The Belkin MediaPilot is definitely not built for office use. The keys are very soft, which we appreciated in the living room, but we found that the keys required extra effort from us when typing for long stretches. Likewise, the keyboard's built-in mouse controls--thumbpad in the upper-right corner and left and right mouse buttons and scrollwheel in the upper-left corner--are convenient when navigating Media Center's oversize menu options, but they're less usable when attempting to save and close a Word doc. We did appreciate the inclusion of the scrollwheel, a feature left off the Microsoft Remote Keyboard.

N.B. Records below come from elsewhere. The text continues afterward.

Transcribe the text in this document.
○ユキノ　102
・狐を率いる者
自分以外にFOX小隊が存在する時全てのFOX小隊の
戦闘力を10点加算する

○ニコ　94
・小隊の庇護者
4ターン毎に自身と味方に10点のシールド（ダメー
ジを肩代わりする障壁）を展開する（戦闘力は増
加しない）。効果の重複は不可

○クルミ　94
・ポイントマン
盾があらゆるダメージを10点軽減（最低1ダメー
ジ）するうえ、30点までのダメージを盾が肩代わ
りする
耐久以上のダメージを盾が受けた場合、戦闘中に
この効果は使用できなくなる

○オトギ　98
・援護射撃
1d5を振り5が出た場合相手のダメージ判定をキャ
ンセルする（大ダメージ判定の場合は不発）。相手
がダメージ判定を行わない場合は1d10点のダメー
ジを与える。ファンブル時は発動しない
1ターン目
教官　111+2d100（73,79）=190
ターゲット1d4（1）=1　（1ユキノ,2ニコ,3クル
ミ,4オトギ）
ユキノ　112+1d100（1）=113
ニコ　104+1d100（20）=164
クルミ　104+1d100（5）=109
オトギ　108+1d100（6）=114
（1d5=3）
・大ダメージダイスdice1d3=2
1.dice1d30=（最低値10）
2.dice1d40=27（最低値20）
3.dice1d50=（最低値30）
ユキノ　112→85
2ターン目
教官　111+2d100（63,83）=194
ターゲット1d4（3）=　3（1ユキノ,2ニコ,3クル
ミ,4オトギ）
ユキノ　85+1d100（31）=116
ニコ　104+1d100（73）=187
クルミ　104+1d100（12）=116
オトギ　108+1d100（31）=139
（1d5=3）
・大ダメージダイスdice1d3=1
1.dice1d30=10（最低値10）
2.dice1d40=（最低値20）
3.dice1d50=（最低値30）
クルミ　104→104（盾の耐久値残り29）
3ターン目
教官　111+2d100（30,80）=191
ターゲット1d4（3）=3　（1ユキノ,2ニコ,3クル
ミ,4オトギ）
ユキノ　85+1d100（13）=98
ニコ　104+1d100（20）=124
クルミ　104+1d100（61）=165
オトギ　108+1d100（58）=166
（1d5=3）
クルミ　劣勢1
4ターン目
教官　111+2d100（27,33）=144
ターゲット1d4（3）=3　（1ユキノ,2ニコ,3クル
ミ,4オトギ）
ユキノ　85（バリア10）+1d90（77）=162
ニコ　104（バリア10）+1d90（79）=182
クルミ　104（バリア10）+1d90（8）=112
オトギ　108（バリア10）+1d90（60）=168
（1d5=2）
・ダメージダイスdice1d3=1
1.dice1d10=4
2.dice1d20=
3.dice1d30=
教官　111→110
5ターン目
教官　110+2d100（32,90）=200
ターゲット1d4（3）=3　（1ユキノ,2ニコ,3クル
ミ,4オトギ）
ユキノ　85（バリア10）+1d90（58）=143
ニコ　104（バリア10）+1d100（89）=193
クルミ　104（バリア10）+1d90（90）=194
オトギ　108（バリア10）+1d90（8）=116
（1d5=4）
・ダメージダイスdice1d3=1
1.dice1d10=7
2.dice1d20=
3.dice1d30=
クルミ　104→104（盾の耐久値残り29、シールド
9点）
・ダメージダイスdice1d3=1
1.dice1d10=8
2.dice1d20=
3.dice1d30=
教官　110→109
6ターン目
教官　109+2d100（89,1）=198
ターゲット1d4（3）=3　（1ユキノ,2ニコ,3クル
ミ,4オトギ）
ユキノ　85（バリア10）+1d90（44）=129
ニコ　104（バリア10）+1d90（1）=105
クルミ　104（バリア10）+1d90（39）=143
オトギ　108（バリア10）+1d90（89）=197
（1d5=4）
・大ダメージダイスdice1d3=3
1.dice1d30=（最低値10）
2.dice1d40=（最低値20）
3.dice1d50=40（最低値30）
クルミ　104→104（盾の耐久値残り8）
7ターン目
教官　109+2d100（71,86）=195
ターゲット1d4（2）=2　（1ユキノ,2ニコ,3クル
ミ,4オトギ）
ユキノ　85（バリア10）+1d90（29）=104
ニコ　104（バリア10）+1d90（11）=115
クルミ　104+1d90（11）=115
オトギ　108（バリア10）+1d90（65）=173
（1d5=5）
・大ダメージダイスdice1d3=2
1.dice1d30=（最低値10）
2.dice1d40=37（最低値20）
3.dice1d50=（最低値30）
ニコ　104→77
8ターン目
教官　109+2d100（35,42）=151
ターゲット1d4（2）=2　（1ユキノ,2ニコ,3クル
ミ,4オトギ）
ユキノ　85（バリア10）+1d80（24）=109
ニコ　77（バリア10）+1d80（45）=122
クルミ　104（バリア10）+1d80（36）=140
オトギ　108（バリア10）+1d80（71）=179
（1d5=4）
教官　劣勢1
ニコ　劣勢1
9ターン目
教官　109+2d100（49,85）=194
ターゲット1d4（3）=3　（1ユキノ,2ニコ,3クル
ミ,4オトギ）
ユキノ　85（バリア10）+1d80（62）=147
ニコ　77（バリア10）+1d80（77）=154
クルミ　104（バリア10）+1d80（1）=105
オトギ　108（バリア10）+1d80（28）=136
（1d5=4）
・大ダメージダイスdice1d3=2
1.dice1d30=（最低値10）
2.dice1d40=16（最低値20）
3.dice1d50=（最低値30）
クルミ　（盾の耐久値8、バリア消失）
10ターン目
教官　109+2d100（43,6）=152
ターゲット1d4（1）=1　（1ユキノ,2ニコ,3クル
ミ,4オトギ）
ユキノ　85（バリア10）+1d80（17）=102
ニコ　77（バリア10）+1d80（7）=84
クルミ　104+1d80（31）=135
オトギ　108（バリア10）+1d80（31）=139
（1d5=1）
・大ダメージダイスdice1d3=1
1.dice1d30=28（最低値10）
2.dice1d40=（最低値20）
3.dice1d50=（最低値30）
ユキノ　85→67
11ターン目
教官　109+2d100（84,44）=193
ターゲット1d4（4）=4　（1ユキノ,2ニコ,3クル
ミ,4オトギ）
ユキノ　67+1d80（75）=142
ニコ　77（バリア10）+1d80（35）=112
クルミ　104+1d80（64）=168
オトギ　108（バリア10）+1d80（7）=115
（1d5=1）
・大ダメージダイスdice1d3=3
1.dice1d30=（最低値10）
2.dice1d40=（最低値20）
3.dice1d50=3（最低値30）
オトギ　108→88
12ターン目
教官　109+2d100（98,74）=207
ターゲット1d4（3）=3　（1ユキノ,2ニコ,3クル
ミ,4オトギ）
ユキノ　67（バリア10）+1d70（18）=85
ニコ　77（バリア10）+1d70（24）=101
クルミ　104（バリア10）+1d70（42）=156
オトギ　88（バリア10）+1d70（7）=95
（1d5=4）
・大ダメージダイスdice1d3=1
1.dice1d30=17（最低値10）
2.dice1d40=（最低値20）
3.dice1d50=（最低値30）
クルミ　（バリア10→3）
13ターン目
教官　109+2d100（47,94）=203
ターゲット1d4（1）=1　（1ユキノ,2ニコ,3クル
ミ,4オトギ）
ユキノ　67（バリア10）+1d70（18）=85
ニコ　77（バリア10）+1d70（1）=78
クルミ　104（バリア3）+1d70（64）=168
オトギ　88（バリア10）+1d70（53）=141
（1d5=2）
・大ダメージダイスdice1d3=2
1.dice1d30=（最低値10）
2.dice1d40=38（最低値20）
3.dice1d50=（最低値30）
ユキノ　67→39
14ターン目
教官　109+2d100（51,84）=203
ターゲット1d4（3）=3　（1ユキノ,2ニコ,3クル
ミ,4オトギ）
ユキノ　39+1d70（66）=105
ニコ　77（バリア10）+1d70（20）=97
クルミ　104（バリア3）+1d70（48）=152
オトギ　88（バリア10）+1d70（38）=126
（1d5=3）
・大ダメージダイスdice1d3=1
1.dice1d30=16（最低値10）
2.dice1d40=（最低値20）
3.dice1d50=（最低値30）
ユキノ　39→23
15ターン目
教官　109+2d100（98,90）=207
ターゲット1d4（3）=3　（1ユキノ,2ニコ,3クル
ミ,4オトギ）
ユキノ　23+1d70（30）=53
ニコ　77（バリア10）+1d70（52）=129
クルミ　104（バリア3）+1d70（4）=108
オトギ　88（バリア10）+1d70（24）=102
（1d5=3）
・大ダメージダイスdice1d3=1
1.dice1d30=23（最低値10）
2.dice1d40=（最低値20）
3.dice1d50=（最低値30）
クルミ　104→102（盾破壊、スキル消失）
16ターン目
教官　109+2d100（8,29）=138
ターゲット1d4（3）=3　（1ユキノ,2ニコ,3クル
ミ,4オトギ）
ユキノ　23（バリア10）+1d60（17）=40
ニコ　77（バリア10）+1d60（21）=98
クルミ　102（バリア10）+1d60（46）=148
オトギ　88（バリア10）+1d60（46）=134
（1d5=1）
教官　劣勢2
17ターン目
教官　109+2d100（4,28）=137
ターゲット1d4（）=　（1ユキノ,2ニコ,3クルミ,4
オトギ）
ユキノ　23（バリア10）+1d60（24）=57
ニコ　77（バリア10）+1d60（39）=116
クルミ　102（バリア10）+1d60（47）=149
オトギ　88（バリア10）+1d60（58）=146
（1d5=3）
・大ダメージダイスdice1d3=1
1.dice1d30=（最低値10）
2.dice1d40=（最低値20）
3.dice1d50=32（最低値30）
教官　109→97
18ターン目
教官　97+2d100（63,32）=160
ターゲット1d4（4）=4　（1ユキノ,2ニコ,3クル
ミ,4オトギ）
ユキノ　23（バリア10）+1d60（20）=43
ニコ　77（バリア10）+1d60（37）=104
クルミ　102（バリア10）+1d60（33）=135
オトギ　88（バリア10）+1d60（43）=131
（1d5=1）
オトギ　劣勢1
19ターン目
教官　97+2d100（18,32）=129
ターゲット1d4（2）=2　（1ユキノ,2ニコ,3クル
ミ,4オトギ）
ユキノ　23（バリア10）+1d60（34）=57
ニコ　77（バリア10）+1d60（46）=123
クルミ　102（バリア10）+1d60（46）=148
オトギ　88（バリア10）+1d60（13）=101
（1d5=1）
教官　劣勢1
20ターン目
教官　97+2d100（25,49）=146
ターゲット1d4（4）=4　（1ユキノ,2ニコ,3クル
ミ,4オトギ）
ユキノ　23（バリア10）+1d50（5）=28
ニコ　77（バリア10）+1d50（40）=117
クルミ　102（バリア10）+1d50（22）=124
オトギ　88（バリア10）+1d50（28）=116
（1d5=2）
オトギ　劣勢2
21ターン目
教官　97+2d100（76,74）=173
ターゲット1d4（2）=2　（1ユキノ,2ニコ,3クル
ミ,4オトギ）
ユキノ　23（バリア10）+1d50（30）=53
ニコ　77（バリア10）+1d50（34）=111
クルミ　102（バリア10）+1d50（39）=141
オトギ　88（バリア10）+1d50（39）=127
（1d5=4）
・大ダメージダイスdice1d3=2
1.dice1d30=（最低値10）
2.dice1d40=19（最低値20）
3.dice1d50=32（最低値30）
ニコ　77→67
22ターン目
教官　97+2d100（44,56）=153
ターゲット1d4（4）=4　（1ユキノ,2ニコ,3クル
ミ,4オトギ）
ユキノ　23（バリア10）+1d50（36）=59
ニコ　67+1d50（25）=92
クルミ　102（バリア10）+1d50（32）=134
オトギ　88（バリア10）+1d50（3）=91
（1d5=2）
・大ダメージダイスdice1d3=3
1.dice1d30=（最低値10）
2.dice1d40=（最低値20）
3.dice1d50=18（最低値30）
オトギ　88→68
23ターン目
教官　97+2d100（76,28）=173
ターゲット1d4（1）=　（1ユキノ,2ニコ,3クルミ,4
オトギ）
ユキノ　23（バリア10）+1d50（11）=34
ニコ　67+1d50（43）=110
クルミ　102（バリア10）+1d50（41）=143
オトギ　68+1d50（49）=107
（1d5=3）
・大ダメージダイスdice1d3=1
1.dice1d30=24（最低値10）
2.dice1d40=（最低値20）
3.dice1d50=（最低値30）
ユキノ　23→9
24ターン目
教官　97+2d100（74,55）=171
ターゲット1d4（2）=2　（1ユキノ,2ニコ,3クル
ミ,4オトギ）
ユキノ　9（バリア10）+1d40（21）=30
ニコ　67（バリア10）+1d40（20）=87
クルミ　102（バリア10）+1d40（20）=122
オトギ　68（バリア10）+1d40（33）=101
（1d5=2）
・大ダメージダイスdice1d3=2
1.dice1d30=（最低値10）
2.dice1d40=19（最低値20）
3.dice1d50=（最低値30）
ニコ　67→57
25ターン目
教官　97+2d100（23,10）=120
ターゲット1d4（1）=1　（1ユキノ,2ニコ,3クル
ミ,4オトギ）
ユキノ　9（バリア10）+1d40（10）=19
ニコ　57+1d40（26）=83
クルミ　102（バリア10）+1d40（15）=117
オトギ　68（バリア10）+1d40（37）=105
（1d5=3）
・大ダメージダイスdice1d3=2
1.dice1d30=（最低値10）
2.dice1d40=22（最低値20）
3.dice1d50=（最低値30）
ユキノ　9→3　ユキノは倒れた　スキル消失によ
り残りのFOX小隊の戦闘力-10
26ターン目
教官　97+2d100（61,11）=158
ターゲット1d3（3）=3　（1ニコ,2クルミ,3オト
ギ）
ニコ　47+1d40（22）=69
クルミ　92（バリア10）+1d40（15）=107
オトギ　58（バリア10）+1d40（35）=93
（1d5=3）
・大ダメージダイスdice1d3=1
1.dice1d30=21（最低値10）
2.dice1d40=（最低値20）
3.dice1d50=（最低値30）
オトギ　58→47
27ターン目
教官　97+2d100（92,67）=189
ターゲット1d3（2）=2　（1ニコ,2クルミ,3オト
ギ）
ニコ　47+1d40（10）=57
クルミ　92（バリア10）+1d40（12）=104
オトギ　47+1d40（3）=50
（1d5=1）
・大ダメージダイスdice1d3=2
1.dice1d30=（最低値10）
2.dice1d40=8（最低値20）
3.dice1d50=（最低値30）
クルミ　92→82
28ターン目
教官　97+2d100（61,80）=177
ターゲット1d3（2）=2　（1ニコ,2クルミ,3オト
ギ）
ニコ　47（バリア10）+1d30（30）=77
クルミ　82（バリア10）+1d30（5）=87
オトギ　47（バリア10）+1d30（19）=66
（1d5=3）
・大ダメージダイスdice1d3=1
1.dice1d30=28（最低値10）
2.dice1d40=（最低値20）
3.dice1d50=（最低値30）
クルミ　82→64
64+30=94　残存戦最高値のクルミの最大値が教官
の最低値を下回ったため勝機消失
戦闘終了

Above the character keys is a modest collection of multimedia shortcut keys and a toggle for switching between PC and A/V functionality. Each key has two uses. For example, the Tuner button in A/V mode lets you control your A/V receiver (should you have programmed it to do so), and in PC mode it launches your designated Internet browser. Each button's PC use is listed above in blue lettering; its A/V use is listed in red. Also present are CD controls--stop, play/pause, fast forward, and rewind--and volume controls, including a mute button. Using the MediaPilot Control Center software, you can reprogram the multimedia keys and the F keys to perform other functions, shortcuts, and macros.
Belkin backs the MediaPilot keyboard with a lifetime warranty, which is superior to Microsoft's three-year warranty on its Remote Keyboard. You can contact Belkin's tech support at no charge via e-mail or a toll-free number.